There are 2 main types of SSD's in the market - MLC and SLC. MLC (Multi-Level-Cell) would be more of a 'consumer' version. It's less expensive than the SLC (Single-Level-Cell) version (considerably less expensive - by about an order of magnitude) but also has a significantly shorter lifespan.
The SLC types are generally Enterprise oriented - they can handle 5-10 times as many read/write cycles as an MLC type SSD before a cell fails.
HOWEVER - having said all of that, the real question is: what are you planning on running on the SSD's? Even Enterprise solutions will use the MLC SSD's to save some money. By Microsoft's own calculation, in a heavy-hitting SQL environment (and we all know how disk-intensive a SQL Database can be), a 4-disk MLC SSD RAID would last 7-10 years before it became too degraded to use anymore. (Keep in mind, SSD's are designed with extra cells to replace the failed ones - this way you get maximum listed capacity until a critical threshold of cells fail, at which time you replace the SSD). An SLC SSD can last for decades before becoming unusable, and these are generally used in critical servers that are expected to be running for a very long time with very little maintenance.

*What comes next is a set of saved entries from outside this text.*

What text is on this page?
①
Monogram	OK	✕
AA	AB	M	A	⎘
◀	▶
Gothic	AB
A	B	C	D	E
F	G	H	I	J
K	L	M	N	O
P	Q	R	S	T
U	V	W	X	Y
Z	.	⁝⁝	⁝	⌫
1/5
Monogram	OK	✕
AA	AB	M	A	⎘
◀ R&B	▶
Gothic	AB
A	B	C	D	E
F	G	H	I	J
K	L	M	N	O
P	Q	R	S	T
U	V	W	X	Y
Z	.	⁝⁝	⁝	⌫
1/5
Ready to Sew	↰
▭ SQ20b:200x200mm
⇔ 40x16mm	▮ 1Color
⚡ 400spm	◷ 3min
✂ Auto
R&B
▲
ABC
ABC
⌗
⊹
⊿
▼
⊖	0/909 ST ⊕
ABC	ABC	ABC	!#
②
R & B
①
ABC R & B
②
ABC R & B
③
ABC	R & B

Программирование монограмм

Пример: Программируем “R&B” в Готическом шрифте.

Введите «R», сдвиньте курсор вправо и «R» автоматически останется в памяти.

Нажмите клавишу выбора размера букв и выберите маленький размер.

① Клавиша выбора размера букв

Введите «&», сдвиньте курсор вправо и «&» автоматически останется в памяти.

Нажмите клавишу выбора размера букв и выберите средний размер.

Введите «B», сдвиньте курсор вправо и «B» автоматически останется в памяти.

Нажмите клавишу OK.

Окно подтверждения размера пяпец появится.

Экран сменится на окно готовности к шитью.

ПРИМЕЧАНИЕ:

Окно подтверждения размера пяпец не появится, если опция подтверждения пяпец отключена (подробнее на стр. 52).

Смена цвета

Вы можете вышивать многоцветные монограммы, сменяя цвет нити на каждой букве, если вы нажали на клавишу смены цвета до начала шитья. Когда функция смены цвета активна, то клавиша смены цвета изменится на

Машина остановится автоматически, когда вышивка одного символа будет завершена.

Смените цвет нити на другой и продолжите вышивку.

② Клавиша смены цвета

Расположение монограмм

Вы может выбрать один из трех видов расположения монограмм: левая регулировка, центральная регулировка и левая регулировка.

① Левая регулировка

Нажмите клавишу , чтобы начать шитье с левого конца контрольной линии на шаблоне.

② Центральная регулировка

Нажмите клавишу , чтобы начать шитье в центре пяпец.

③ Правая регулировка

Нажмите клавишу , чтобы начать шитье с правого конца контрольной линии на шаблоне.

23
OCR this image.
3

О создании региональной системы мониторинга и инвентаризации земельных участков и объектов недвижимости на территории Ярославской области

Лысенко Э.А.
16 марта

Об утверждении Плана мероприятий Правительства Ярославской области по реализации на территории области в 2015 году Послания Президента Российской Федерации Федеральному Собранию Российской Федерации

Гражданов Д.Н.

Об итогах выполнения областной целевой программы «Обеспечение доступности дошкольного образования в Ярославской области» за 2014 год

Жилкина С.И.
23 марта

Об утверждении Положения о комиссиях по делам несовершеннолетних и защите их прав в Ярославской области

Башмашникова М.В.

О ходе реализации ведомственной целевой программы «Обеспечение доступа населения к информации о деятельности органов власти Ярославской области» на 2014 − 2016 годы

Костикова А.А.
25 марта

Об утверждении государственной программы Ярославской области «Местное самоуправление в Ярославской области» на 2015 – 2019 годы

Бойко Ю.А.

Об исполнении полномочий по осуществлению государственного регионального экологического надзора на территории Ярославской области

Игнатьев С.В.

Standard application servers rarely come close to the disk performance requirements of a DB server, so you'll need to clarify 'workhorse.' But generally speaking, if you build a server and use the branded SSD's offered (whether this is HP, Dell, IBM, etc...), the performance will be fantastic and the SSD's can be reasonably expected to last the lifetime of the server. Also, if they are in a RAID configuration, they can be replaced should one fail ahead of schedule. Intel, Crucial, and several other major vendors also offer solid SSD options. If you go that route though, be sure to check on the controller - some older/cheaper SSD's include older, poorer performing integrated controllers.
A final note: today, most RAID controllers max out at a throughput of about 150,000 IOPS. This equates to 4 SSD's, which is why you generally don't put more than 4 SSD's in a RAID group - after that, you're wasting performance - the controller can't move data any faster. However, I know that at least one major vendor will soon be offering controllers with better throughput - 300,000 and 600,000 IOPS - taking you to 8- and 16-disk SSD RAID groups for increased performance. I'd recommend you check with your vendor for this spec when you are configuring your server.